Lead Story…. I’ve spent quite a bit of space on this blog talking about segments of the real estate market that have been struggling of late. From high end apartments and luxury condos in NY, SF and Miami to dying shopping malls in middle America, to struggling suburban office buildings, there’s been plenty to go around. Today, I’m going to focus on a struggling segment that we haven’t paid much attention to: super high-end retail. It seems that landlords at the extreme high end of the retail spectrum have been pushing rents like crazy lately, and now they are paying the price as even cream-of-the-crop retail tenants can’t afford it anymore. Bloomberg ran a story that focused primarily on NY’s iconic 5th Avenue, home of the world’s most expensive retail rents. From Bloomberg’s Sarah Mulholland:
Landlords on Manhattan’s Fifth Avenue are sitting on a record amount of open space as retailers balk at committing to expensive new leases in one of the world’s most prestigious shopping districts.
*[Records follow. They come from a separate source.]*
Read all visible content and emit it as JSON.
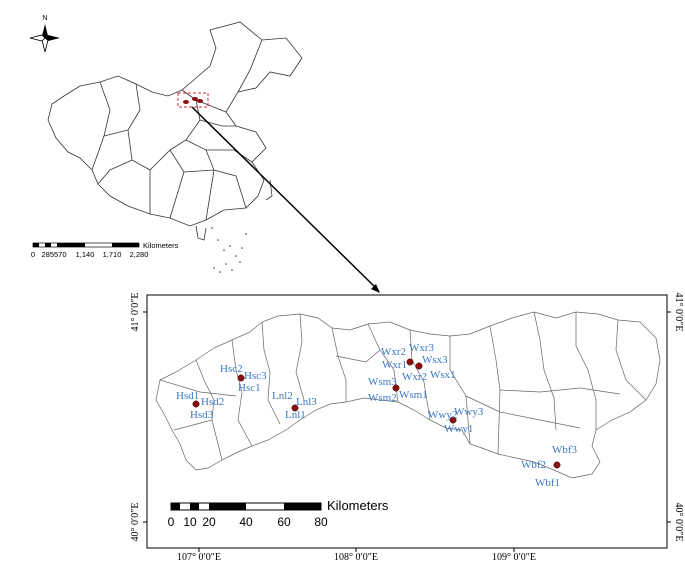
{
  "north_arrow": {
    "label": "N"
  },
  "overview_scale": {
    "ticks": [
      "0",
      "285570",
      "1,140",
      "1,710",
      "2,280"
    ],
    "unit": "Kilometers"
  },
  "detail_scale": {
    "ticks": [
      "0",
      "10",
      "20",
      "40",
      "60",
      "80"
    ],
    "unit": "Kilometers"
  },
  "longitude_labels": [
    "107° 0′0″E",
    "108° 0′0″E",
    "109° 0′0″E"
  ],
  "latitude_labels": [
    "41° 0′0″E",
    "40° 0′0″E"
  ],
  "latitude_labels_right": [
    "41° 0′0″E",
    "40° 0′0″E"
  ],
  "sites": [
    {
      "label": "Hsc2"
    },
    {
      "label": "Hsc3"
    },
    {
      "label": "Hsc1"
    },
    {
      "label": "Hsd1"
    },
    {
      "label": "Hsd2"
    },
    {
      "label": "Hsd3"
    },
    {
      "label": "Lnl2"
    },
    {
      "label": "Lnl3"
    },
    {
      "label": "Lnl1"
    },
    {
      "label": "Wxr2"
    },
    {
      "label": "Wxr3"
    },
    {
      "label": "Wxr1"
    },
    {
      "label": "Wsx3"
    },
    {
      "label": "Wxr2"
    },
    {
      "label": "Wsx1"
    },
    {
      "label": "Wsm3"
    },
    {
      "label": "Wsm2"
    },
    {
      "label": "Wsm1"
    },
    {
      "label": "Wwy2"
    },
    {
      "label": "Wwy3"
    },
    {
      "label": "Wwy1"
    },
    {
      "label": "Wbf3"
    },
    {
      "label": "Wbf2"
    },
    {
      "label": "Wbf1"
    }
  ],
  "colors": {
    "site_label": "#3a78c4",
    "site_marker": "#8b0f0f",
    "highlight_box": "#d42a2a"
  }
}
The availability rate on the famed strip, home to Saks Fifth Avenue and Tiffany & Co.’s flagship store, jumped to 15.9 percent in the third quarter, up from about 10 percent a year earlier, according to Cushman & Wakefield Inc. The rate has climbed steadily this year, surpassing the prior peak of 11.3 percent, set in the fourth quarter of 2014.
The rise of empty storefronts isn’t limited to Fifth Avenue. It’s part of a Manhattan-wide space glut as retailers — buffeted by e-commerce, tepid demand for luxury goods and a strong dollar that’s eroded tourist spending — push back against rents that have soared to records. Leasing costs have increased in tandem with property values in the past five years, outpacing gains in merchandise sales and making it impossible for retailers to run profitable stores at many locations, according to Richard Hodos, a vice chairman at brokerage CBRE Group Inc.
If you’ve read up to this point, the solution seems simple: lower rents and occupancy will rise again. Only it’s not so simple in a world where properties trade hands relatively frequently and every buyer needs to assume that they can push rents further than the last owner in order to make the numbers work at an ever-higher basis. This is not an issue that is in any way unique to 5th Avenue, or retail space for that matter. It happens in commercial real estate transactions everywhere in an upward-trending market. However,retail in particular, especially the shopping mall space is proving to be a very difficult business as eCommerce continues to gain share and department store anchors continue to go dark putting many landlords underwater. The aspect of this story that is incredibly staggering is the astronomical rental numbers. Again, from Bloomberg’s Sarah Mulholland (emphasis mine):
On the stretch of Fifth Avenue from 49th to 60th streets, which commands the world’s highest rents, landlords are asking an average of $3,213 a square foot, up from $2,075 a square foot in 2011, Cushman data show. In the tourist-heavy Times Square area, rents stand at $2,104 a square foot after tripling over a four-year period.
The brokerage’s retail availability rate takes into account vacancies as well as stores occupied by merchants that plan to leave when their leases expire. Retailers that signed leases at high prices in the past several years and are seeking a tenant to sublease their space are also included, according to Steve Soutendijk, an executive director at Cushman.
“Tenants that signed at the absolute top of the market are looking to mitigate their exposure,” he said.
At this point, you are probably assuming that the rents referenced above are a typo. I can assure you that they are very real. And just how did they rise so quickly? Also, how much are they overvalued? Mulholland continues (emphasis mine):
“Property trades are being based on achieving ever-higher rents, and nobody ever really looks at what retailers can afford to pay,” Hodos said. “In some cases, rents need to come down 30 percent or more for rents to be at levels where retailers are able to make sense of them again.”
It gets even worse if the project is levered since signing a lease below a certain amount could lead to negative cash flow or put the loan in default if debt service coverage is inadequate. This is a great illustration of one of the worst aspects of real estate investment: garbage in, garbage out underwriting. You can make an investment model hit a targeted valuation if you put enough inflation into a model. However, in the real world tenants actually have to be willing to pay and those assumptions don’t work nearly as well as they did in the model. The result is that you end up with vacancy when no tenants are willing to pay above-market rent. If the assumptions in the proforma are garbage, then the proforma will be garbage as well. It doesn’t matter how good your analysis tools are if you don’t use them correctly.
There’s an old saying about 5th Avenue being a safe haven real estate investment where you can’t lose money. However, that simply isn’t true if you overpay by making such aggressive leasing assumptions that you can’t fill vacant spaces. Trust me, you can lose plenty of money that way, especially when your entire business plan is predicated upon getting a tenant to pay you thousands of dollars a square foot.